After finishing this course for our 2nd semester in CS, covering data structures, I was taken back by how much this book has in it. I totally did not expect to see so much inside a book this small when I first glanced at it the day I received it. Their concept of Lists are phenomenal and this topic is only expanded on greatly as the chapters go on. Their technique of reusing old code while keeping implementation independence and only slightly changing it for future implementations is the backbone of the book. Programs developed range from complex, rational and polynomial code, graphical display list, graphical region filling, standard and complex parenthesis checker using stacks, infix to postix algorithm, operating system simluator, applying header nodes, circular list concepts developing a Lisp subset interpreter, line editor, expression evaluator, trees of all sorts and their counterpart graphs and their applications to a four-in-a-row game, Dijkstra's algorithm, and from sets to sorting, and many many more, there's even more they suggest for you to write in their exercises. Do not buy this book unless you're serious about taking on it's seriously 'advanced' approach, or unless it's required by your course. It assumes a level of maturity as the book goes on by leaving out components to their programs for your interpretation and development on your own. Exercises are just that, exercises - there are no answers given. You are to interpret what they have and run with it. I also minus a point due to K & R C. It was the only nuisance in the book. Otherwise, enjoyable read and the learning process from this book has been a worthwhile experience.

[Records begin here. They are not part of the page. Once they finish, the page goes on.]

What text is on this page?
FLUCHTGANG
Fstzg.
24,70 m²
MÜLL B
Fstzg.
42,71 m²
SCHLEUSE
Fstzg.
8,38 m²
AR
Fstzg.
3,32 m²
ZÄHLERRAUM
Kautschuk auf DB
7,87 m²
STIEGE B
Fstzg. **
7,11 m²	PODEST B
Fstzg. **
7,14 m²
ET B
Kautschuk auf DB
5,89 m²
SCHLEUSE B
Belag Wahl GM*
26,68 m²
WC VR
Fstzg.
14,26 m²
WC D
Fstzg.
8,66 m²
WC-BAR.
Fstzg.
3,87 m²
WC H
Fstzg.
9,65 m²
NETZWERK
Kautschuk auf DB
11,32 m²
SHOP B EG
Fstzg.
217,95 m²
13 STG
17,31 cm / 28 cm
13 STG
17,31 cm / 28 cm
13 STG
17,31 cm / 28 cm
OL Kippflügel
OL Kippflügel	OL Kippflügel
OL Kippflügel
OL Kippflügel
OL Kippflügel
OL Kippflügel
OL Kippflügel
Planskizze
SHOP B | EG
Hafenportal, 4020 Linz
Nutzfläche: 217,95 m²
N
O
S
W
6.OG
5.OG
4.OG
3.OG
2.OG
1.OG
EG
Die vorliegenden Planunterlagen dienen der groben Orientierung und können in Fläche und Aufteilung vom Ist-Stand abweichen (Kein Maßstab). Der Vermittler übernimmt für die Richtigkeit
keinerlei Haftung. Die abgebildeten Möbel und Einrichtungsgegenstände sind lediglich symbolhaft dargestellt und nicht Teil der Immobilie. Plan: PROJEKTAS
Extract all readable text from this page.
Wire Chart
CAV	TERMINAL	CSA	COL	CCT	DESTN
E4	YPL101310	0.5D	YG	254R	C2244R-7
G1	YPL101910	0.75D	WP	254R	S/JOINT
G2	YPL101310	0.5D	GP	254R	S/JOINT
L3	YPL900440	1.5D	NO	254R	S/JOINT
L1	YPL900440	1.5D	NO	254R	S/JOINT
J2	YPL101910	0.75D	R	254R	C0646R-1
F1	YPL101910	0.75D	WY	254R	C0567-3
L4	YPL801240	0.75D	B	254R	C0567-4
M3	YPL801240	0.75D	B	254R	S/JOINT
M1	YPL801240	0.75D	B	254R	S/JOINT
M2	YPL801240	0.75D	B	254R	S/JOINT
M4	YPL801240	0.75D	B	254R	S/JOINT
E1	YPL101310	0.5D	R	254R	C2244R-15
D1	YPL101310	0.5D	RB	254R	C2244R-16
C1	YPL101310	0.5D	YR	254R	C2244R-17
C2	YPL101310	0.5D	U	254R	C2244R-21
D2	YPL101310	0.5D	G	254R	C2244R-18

Excellent introduction to data structures using K & R C
Published by Thriftbooks.com User , 23 years ago
This was the book that made things click for me. It has a nice introduction to pointers and memory management using malloc(), then goes on to show how to implement stacks, queues, singly-linked lists, doubly-linked lists, circular lists, trees, and graphs. The example applications include a tiny line-oriented text editor (like UNIX's ed or DOS's edlin) and a lisp interpreter.The only downside to the book is that it uses old K & R C, so the syntax for function declarations is not compatible with strict ANSI C compilers.